HLDsystem_design~25 mins

Product catalog design in HLD - System Design Exercise

Choose your learning style9 modes available

Learn Why Deep Arch Practice Challenge Design Recall Scale

Design: Product Catalog System

Design covers product metadata storage, search, and retrieval APIs. Image storage and CDN are out of scope. User authentication and order management are out of scope.

Functional Requirements

FR1: Store product information including name, description, price, and images

FR2: Support product categories and subcategories

FR3: Allow searching products by name, category, and attributes

FR4: Support filtering products by price range, brand, and other attributes

FR5: Handle up to 1 million products

FR6: Provide API for product retrieval with response time under 200ms

FR7: Support updates to product details with eventual consistency

FR8: Allow bulk import and export of product data

Non-Functional Requirements

NFR1: System should handle 1000 concurrent read requests

NFR2: API availability target of 99.9%

NFR3: Search queries should return results within 200ms p99 latency

NFR4: Data consistency can be eventual for product updates

NFR5: Images stored separately from product metadata

Think Before You Design

Questions to Ask

❓ Question 1

❓ Question 2

❓ Question 3

❓ Question 4

❓ Question 5

❓ Question 6

Key Components

API Gateway for client requests

Product Metadata Database (relational or NoSQL)

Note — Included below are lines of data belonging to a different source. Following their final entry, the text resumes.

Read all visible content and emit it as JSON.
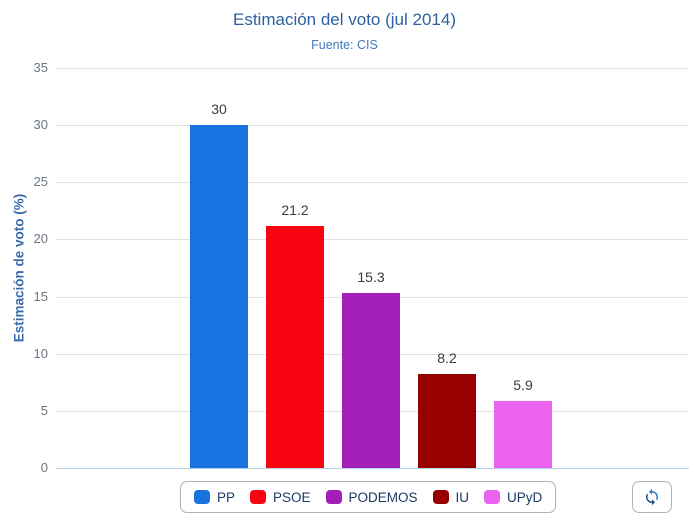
{
  "header": {
    "title": "Estimación del voto (jul 2014)",
    "subtitle": "Fuente: CIS"
  },
  "chart_data": {
    "type": "bar",
    "title": "Estimación del voto (jul 2014)",
    "subtitle": "Fuente: CIS",
    "categories": [
      "PP",
      "PSOE",
      "PODEMOS",
      "IU",
      "UPyD"
    ],
    "values": [
      30,
      21.2,
      15.3,
      8.2,
      5.9
    ],
    "value_labels": [
      "30",
      "21.2",
      "15.3",
      "8.2",
      "5.9"
    ],
    "bar_colors": [
      "#1673E0",
      "#F90511",
      "#A21FB9",
      "#980000",
      "#EC63F0"
    ],
    "xlabel": "",
    "ylabel": "Estimación de voto (%)",
    "ylim": [
      0,
      35
    ],
    "yticks": [
      0,
      5,
      10,
      15,
      20,
      25,
      30,
      35
    ],
    "grid": true,
    "legend_position": "bottom",
    "legend_entries": [
      "PP",
      "PSOE",
      "PODEMOS",
      "IU",
      "UPyD"
    ]
  },
  "colors": {
    "title": "#2d5fa0",
    "subtitle": "#4379bd",
    "axis_title": "#3a6cab",
    "tick_label": "#6d7680",
    "value_label": "#3b3b3b",
    "gridline": "#e2e2e2",
    "zero_line": "#b5cfe4",
    "legend_text": "#1b3966"
  },
  "toolbar": {
    "refresh_icon": "circular-arrows-refresh"
  }
}
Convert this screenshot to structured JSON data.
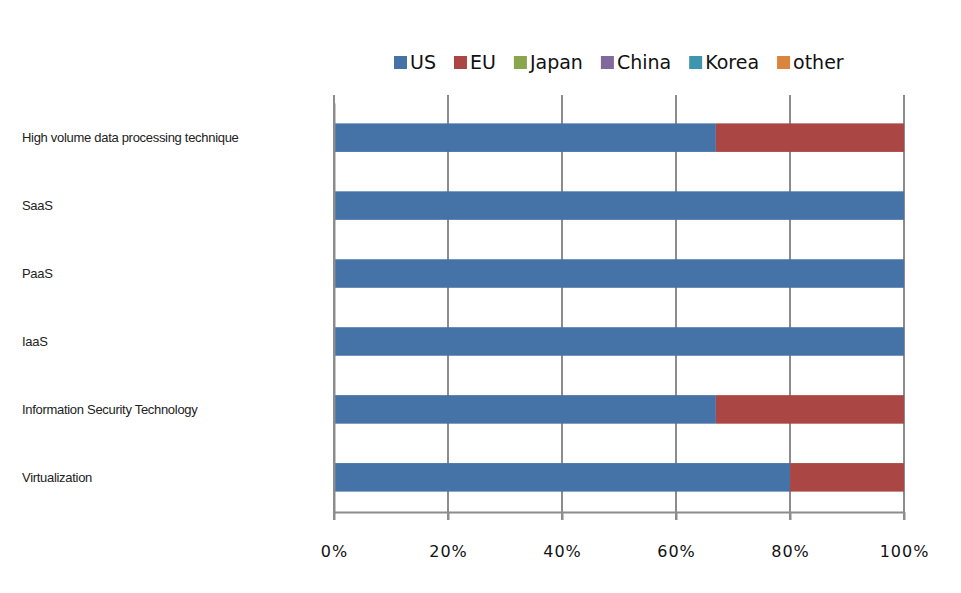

Search Engine (e.g., Elasticsearch) for fast querying

Cache layer (e.g., Redis) for frequently accessed products

Bulk import/export service

Background job processor for syncing updates to search index

Design Patterns

CQRS (Command Query Responsibility Segregation) for separating reads and writes

Eventual consistency for search index updates

Pagination and sorting for product lists

Denormalization for faster reads

API versioning for backward compatibility

Reference Architecture

Client
  |
  v
API Gateway
  |
  +--------------------+
  |                    |
Product Metadata DB   Search Engine
  |                    |
Cache Layer <---------+
  |
Bulk Import/Export Service
  |
Background Job Processor (sync to Search)

Components

API Gateway

RESTful API server (e.g., Node.js/Express, Spring Boot)

Handles client requests, routes to appropriate services, enforces rate limiting

Product Metadata Database

Relational DB (PostgreSQL) or NoSQL (MongoDB)

Stores product details, categories, and attributes

Search Engine

Elasticsearch

Provides fast search and filtering capabilities

Cache Layer

Redis

Caches frequently accessed product data to reduce DB load

Bulk Import/Export Service

Batch processing system (e.g., Python scripts, AWS Lambda)

Handles large scale product data uploads and downloads

Background Job Processor

Message queue + worker (e.g., RabbitMQ + Celery)

Syncs product updates from DB to search engine asynchronously

Request Flow

1. Client sends product search request to API Gateway

2. API Gateway checks Cache Layer for results

3. If cache miss, API Gateway queries Search Engine

4. Search Engine returns matching product IDs

5. API Gateway fetches product details from Product Metadata DB or Cache

6. API Gateway returns product data to client

7. For product updates, API Gateway writes to Product Metadata DB

8. Background Job Processor reads DB changes and updates Search Engine asynchronously

9. Bulk import service writes product data to Product Metadata DB in batches

Database Schema

Entities: - Product (id PK, name, description, price, brand, category_id FK, attributes JSONB, created_at, updated_at) - Category (id PK, name, parent_category_id FK nullable) - ProductImage (id PK, product_id FK, image_url, alt_text) Relationships: - One Category can have many Products (1:N) - One Product can have many ProductImages (1:N) - Categories can have hierarchical parent-child relationship (self-referencing FK)

Scaling Discussion

Bottlenecks

Database read load increases with product queries

Search Engine indexing delays with frequent updates

Cache invalidation complexity with product updates

Bulk import causing DB performance degradation

Solutions

Use read replicas for the database to distribute read traffic

Implement incremental and batched indexing for search engine

Use cache expiration and event-driven cache invalidation

Throttle bulk import jobs and run during off-peak hours

Interview Tips

Time: 10 minutes for requirements and clarifications, 15 minutes for architecture and data flow, 10 minutes for scaling and trade-offs, 10 minutes for Q&A

Clarify functional and non-functional requirements upfront

Explain choice of database and search engine clearly

Describe how caching improves performance

Discuss eventual consistency trade-offs for search index

Highlight scalability strategies and bottleneck mitigation

Mention API design considerations and error handling